0 #1 dicobalt 2011-09-15 12:18
AMD definitely needs to focus on lower power chips. They need to be able to match Intel's 10-15W Ivy Bridge and Haswell. I would love to see x86 replace ARM on other devices too. Enough of this wacko hyper proprietary ARM stuff.
 
 
0 #2 yourma2000 2011-09-15 13:12
Maybe when 14nm is reached and trigate is an option for AMD then low power chips will be worth the effort.
 
 
+1 #3 dan 2011-09-15 20:28
Quoting dicobalt:
AMD definitely needs to focus on lower power chips. They need to be able to match Intel's 10-15W Ivy Bridge and Haswell. I would love to see x86 replace ARM on other devices too. Enough of this wacko hyper proprietary ARM stuff.


Are you dumb? How is ARM any more proprietary than x86? It's far more open, you just need to buy a licence and you can make chips. Forget that with x86.

Ivy will not be 10-15W. Krishna will be, and will destroy Ivy for a lot of 3D / gpu applications.
 
 
-2 #4 Squall_Leonhart 2011-09-15 21:24
new strategy

try not to suck so much
 
 
+1 #5 dew111 2011-09-15 22:34
Quoting dan:
How is ARM any more proprietary than x86?




Windows, Linux and any other OS compiled for x86 can run on almost any x86 machine. ARM's ISA is fairly rigid, but the system implementations are radically different. x86 Pcs use PCIe and some other standards for interconnects, but ARM platforms currently don't share a common platform standard. You can't just throw Windows on ARM or Android on any hardware platform and expect it to work. Each hardware implementation will require a custom build of the OS. In this manner, ARM platforms are more proprietary than x86 platforms. The x86 ISA is unquestionably more proprietary than the ARM ISAs.
 
 
+1 #6 JEskandari 2011-09-17 13:13
Quoting dew111:
Windows, Linux and any other OS compiled for x86 can run on almost any x86 machine. ARM's ISA is fairly rigid, but the system implementations are radically different. x86 Pcs use PCIe and some other standards for interconnects, but ARM platforms currently don't share a common platform standard. You can't just throw Windows on ARM or Android on any hardware platform and expect it to work. Each hardware implementation will require a custom build of the OS. In this manner, ARM platforms are more proprietary than x86 platforms. The x86 ISA is unquestionably more proprietary than the ARM ISAs.

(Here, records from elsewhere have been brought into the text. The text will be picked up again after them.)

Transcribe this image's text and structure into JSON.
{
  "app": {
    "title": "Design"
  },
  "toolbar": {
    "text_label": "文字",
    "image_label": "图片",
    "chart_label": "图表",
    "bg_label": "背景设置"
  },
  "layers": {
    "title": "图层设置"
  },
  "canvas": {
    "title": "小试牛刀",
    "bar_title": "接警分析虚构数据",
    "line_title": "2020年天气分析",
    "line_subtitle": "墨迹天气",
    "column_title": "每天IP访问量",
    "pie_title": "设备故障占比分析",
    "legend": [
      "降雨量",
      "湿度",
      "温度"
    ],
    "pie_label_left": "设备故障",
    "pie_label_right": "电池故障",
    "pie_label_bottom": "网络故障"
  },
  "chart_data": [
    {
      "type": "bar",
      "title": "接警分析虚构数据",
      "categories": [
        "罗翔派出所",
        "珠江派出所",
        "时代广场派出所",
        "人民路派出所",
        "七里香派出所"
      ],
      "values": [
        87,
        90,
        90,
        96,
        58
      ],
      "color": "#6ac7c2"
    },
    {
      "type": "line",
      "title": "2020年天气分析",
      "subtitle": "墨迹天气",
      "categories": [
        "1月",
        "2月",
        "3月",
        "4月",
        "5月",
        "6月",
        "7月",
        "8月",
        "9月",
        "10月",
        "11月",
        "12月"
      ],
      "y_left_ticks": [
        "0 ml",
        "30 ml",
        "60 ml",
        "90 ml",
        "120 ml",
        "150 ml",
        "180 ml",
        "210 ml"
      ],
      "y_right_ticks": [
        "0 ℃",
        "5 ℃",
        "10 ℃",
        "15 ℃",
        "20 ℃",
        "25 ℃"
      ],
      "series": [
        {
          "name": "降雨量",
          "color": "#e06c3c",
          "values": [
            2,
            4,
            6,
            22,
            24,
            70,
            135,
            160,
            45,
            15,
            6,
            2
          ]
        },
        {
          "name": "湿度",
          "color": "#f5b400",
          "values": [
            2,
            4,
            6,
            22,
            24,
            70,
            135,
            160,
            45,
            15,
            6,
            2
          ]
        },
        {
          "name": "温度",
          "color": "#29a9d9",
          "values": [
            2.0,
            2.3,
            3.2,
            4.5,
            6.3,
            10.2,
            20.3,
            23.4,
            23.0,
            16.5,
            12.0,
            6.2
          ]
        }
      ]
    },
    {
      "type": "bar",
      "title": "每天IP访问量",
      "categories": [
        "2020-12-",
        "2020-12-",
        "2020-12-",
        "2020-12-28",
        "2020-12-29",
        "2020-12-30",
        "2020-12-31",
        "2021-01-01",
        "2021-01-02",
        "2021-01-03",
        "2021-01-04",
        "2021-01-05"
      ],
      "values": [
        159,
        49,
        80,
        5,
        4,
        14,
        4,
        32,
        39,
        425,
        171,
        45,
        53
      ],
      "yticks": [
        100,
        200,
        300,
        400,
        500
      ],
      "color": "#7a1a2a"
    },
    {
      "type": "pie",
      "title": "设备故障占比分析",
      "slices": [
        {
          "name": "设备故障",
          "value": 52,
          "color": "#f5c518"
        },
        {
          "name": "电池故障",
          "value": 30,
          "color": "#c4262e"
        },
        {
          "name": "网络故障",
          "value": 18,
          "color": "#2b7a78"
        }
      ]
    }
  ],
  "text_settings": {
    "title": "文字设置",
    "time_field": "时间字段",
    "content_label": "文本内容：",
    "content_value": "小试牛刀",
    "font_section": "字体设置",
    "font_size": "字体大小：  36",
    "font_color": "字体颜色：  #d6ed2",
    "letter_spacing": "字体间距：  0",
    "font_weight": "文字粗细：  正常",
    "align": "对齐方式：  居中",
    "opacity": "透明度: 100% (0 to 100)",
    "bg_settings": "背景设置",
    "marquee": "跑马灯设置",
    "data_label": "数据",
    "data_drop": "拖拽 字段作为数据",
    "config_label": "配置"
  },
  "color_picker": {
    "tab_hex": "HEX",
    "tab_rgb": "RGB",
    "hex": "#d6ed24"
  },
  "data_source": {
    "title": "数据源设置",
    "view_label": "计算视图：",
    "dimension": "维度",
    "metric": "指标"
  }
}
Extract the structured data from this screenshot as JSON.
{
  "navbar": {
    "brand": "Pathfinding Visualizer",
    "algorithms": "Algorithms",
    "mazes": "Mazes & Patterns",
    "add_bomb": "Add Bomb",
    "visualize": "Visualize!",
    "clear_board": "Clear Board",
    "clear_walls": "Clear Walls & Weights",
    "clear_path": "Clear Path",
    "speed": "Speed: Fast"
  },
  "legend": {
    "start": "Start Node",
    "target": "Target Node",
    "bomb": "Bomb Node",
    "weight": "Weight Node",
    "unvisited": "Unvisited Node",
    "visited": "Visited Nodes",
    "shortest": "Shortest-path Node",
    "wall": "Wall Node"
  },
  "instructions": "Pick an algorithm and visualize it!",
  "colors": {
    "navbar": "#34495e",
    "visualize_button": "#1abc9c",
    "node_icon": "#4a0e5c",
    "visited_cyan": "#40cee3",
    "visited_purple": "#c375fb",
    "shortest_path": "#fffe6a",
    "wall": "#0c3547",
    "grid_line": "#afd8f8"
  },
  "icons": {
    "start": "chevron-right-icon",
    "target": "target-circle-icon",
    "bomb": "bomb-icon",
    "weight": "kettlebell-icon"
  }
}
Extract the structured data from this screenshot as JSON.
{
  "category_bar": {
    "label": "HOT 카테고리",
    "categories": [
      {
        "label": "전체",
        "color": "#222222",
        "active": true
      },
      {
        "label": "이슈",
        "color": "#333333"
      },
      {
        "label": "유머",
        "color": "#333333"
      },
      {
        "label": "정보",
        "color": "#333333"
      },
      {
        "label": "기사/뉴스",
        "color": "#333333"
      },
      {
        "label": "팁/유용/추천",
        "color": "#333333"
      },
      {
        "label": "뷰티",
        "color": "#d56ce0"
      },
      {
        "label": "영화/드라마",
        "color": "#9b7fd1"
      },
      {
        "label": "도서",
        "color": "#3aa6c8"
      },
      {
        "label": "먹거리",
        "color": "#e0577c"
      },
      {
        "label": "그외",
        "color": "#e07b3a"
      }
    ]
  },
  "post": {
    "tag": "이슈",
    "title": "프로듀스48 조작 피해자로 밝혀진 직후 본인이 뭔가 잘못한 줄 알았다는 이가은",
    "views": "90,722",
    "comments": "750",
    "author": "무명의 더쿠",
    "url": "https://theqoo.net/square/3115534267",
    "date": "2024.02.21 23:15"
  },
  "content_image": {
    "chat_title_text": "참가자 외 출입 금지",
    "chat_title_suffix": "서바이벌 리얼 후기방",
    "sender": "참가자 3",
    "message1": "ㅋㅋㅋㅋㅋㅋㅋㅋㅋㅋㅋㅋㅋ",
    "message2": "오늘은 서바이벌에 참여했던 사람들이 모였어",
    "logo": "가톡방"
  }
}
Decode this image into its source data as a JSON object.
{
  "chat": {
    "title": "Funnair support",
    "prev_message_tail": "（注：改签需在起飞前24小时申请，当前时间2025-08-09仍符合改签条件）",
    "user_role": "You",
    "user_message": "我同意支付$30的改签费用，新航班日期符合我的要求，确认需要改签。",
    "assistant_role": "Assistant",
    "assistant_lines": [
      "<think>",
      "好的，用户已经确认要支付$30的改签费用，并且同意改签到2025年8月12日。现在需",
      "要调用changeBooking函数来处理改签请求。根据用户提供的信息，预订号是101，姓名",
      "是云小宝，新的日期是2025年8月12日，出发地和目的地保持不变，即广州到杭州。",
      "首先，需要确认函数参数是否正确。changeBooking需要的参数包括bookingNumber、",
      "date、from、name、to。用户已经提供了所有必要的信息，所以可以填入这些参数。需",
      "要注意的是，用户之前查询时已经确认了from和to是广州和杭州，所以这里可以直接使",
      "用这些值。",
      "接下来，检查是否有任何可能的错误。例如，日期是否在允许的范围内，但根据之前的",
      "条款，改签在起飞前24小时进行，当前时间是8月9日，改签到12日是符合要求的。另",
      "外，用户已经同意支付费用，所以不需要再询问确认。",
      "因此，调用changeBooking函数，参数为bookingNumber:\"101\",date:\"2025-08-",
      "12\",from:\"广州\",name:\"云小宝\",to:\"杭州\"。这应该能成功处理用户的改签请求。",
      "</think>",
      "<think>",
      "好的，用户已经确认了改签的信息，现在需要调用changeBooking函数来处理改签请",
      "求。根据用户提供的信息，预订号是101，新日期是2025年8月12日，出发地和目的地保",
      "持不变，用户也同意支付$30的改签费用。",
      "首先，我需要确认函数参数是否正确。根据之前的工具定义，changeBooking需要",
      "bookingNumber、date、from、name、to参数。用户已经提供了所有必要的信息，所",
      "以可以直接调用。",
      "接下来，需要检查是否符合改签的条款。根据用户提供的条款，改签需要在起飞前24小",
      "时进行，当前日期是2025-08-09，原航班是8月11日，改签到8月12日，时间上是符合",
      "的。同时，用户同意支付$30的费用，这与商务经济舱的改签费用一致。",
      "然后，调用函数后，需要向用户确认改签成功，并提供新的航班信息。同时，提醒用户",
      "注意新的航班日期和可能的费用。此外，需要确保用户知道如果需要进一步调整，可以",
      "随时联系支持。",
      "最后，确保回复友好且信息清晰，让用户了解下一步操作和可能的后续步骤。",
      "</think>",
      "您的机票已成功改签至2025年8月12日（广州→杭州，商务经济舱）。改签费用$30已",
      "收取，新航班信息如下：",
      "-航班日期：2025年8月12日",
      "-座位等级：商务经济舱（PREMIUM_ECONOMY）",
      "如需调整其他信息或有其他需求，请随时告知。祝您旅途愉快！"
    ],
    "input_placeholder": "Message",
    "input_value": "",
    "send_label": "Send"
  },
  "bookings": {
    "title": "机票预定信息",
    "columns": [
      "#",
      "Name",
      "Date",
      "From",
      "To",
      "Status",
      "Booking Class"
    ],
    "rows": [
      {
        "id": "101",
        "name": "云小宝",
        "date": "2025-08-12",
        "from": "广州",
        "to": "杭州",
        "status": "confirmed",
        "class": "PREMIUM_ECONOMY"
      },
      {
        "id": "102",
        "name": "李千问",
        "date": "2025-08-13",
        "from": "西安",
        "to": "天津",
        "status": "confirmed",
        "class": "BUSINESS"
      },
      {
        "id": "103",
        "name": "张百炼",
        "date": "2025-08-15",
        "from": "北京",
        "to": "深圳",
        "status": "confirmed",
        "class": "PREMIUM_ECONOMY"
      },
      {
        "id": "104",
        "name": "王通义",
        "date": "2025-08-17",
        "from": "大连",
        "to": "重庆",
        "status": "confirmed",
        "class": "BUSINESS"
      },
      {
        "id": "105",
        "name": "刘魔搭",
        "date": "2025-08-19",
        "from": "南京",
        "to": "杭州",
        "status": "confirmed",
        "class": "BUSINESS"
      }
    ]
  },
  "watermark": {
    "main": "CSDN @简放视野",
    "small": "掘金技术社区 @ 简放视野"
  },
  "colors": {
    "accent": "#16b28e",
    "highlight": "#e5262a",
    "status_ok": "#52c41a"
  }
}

then I must ask you how Microsoft managed to build Windows 8 or how
on Earth NVIDIA want to made Kal-el available for Notebooks ?
 
 
0 #7 JAB Creations 2011-09-18 17:06
Quoting dew111:
ARM's ISA is fairly rigid



ARM was built to be a processing instruction buffet: you choose what optimizations you want in YOUR ARM chip and I choose the optimizations I want in MY ARM chip. That is one of the reasons ARM is so popular. As far as a unification of ARM processors I think that is subjective to collaboration between primary ARM clients. I think M$ stated that the ARM processors would not be interchangeably supported for Windows 8.